Combine viewport tracking and multiple viewboxes based on different head positions, and you have Pixvana’s optimized system for adaptive streaming of VR video. Our system adapts to resolution changes to both source cameras and headsets. This golden ratio delivers the perfect pixels from the original to match the bandwidth of the network and the resolution of the headset.

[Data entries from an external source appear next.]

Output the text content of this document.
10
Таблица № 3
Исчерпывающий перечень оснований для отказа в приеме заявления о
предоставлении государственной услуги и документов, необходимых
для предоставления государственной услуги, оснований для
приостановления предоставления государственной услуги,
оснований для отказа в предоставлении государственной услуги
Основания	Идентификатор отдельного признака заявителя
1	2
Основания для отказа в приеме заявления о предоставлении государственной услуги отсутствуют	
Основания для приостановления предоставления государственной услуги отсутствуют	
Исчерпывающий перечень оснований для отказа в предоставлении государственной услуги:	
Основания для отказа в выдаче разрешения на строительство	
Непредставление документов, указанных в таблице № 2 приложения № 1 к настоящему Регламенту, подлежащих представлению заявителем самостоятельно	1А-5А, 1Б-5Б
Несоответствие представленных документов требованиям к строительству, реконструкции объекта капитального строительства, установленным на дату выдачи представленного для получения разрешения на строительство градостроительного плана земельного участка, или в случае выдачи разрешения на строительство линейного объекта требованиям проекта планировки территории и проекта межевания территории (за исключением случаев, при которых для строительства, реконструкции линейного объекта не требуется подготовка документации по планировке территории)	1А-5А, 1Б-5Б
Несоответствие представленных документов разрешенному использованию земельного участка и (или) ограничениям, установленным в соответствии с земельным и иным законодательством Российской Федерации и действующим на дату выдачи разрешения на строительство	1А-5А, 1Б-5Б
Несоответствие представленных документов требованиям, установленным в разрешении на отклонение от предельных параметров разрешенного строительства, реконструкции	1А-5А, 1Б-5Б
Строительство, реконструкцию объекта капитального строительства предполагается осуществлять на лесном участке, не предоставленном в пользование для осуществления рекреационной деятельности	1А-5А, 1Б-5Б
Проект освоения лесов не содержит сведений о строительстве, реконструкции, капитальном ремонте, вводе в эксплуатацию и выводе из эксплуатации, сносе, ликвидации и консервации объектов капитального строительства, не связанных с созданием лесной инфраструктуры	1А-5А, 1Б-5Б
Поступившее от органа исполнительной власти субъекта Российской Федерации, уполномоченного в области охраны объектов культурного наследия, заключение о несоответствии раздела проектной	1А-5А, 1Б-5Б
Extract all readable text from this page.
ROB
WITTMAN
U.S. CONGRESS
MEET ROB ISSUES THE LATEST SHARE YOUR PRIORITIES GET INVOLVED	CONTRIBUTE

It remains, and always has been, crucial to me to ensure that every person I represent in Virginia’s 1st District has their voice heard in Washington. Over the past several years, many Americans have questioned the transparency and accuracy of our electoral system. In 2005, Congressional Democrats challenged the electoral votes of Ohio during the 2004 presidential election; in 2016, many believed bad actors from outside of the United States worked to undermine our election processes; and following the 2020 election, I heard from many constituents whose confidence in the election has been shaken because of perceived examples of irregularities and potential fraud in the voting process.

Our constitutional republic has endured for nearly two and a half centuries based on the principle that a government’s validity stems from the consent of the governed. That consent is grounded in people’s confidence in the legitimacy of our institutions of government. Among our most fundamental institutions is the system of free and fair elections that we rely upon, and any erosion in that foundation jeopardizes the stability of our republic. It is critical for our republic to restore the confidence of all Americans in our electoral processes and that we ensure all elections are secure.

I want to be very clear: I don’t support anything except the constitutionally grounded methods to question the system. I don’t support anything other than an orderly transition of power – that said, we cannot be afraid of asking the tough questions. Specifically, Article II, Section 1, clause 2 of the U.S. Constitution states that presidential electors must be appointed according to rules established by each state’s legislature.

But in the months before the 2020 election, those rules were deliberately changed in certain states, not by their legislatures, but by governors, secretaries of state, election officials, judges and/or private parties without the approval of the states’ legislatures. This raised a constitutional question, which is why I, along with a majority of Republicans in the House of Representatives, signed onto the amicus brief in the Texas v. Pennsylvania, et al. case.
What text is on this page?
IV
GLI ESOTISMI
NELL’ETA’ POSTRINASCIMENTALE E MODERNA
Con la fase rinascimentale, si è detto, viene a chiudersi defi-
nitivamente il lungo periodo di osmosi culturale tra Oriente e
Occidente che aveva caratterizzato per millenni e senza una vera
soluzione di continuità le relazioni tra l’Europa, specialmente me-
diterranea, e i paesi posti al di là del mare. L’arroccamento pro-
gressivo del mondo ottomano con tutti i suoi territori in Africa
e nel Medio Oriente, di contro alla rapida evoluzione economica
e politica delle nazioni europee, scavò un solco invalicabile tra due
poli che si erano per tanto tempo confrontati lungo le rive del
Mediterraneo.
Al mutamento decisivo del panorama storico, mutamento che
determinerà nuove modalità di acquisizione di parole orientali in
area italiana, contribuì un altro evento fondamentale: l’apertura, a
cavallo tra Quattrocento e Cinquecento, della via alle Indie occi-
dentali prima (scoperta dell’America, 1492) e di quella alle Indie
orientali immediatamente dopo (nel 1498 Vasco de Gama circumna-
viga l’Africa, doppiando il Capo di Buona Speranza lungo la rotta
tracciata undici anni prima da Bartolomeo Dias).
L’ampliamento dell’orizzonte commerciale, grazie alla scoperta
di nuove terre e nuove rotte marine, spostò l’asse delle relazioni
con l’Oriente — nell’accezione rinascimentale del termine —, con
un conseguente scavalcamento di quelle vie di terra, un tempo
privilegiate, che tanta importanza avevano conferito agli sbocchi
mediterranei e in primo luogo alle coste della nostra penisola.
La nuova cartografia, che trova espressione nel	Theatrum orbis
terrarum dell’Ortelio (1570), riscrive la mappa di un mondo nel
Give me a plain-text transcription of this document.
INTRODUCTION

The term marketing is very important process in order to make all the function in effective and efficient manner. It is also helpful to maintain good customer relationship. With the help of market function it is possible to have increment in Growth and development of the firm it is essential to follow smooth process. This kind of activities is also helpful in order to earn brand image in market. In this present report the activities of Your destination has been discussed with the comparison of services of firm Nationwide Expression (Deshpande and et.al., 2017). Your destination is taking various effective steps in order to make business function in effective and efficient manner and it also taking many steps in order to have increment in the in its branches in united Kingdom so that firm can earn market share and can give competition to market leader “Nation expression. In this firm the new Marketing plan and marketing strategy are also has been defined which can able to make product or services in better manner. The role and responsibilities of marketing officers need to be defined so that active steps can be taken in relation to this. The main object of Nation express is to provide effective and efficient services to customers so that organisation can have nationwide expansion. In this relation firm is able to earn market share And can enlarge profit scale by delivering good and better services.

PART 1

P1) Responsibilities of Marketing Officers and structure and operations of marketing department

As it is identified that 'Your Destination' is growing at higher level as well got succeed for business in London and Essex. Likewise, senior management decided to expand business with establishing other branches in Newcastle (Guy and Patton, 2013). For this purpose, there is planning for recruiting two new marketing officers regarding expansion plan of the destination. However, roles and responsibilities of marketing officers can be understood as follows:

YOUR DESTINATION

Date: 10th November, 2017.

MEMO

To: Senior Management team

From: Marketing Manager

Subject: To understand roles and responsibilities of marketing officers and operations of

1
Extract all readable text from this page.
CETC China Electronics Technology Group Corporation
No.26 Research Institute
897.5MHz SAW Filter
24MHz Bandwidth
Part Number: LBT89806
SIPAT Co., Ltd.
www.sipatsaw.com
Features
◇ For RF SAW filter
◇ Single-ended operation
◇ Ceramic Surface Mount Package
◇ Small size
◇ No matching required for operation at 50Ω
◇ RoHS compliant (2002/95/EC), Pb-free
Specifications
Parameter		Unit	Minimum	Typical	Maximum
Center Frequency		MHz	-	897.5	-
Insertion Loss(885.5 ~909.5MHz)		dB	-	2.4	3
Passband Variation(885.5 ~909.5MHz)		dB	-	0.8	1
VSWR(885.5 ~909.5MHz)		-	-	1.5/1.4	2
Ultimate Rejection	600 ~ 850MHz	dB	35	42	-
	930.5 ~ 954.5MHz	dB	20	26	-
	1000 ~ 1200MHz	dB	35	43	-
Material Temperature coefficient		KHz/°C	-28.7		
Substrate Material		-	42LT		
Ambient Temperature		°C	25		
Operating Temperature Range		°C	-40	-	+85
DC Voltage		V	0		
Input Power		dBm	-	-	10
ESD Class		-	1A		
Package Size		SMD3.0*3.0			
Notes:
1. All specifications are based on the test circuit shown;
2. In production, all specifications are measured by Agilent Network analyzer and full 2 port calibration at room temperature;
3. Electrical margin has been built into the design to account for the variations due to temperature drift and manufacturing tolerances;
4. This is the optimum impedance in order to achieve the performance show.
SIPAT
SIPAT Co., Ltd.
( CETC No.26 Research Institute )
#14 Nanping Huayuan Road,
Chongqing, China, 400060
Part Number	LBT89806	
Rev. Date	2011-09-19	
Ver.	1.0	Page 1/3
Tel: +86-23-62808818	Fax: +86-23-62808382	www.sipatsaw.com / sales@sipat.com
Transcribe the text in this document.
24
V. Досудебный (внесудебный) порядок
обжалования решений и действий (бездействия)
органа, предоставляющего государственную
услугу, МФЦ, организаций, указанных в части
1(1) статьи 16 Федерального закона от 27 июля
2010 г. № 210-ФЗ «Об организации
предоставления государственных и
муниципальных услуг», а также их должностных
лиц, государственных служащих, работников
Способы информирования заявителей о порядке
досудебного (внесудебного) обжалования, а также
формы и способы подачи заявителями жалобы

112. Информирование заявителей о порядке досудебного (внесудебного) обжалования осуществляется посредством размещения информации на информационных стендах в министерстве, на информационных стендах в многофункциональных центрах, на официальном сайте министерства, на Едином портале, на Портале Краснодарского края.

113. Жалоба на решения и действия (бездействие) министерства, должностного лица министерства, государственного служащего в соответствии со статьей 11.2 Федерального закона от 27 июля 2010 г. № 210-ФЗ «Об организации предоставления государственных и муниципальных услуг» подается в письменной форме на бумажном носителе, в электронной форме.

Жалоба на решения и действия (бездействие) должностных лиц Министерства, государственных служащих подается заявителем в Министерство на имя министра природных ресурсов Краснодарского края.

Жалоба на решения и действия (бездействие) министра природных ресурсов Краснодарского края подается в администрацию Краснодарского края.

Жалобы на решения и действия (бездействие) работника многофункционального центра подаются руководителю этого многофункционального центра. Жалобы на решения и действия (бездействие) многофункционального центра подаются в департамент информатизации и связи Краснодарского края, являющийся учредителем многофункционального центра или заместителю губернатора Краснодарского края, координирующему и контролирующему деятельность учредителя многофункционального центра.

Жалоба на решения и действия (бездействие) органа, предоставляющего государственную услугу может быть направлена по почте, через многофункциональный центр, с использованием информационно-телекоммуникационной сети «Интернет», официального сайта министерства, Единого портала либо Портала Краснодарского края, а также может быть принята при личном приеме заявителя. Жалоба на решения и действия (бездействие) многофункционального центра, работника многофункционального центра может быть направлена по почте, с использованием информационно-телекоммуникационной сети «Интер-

Field-of-View Adaptive Streaming (FOVAS) optimizes VR video for the highest possible quality at the lowest bandwidth requirements, for any given VR headset.
The Pixvana XR Cloud
We are building a platform for VR video creation and delivery that we call the "XR Cloud", which includes native support for Field-of-View Adaptive Streaming processing. Our goal is to put an amazing cloud-based engine in the hands of storytellers so they can create VR, AR, and MR (... X-R!) videos of the highest quality that can reach the widest possible audience of consumers, across the many head mounted displays that are coming to market in the years ahead. VR video created with our system will be viewable on multiple platforms, including the Samsung Gear VR, HTC Vive, Playstation VR, Google Cardboard and a common web player. We will enable Field-of-View Adaptive Streaming delivery through a SDK as well as in the form of a Unity plug-in that developers can add to their existing VR applications.
With Pixvana, higher quality VR video means that VR films will feel more immersive and lifelike, giving everyone a better experience.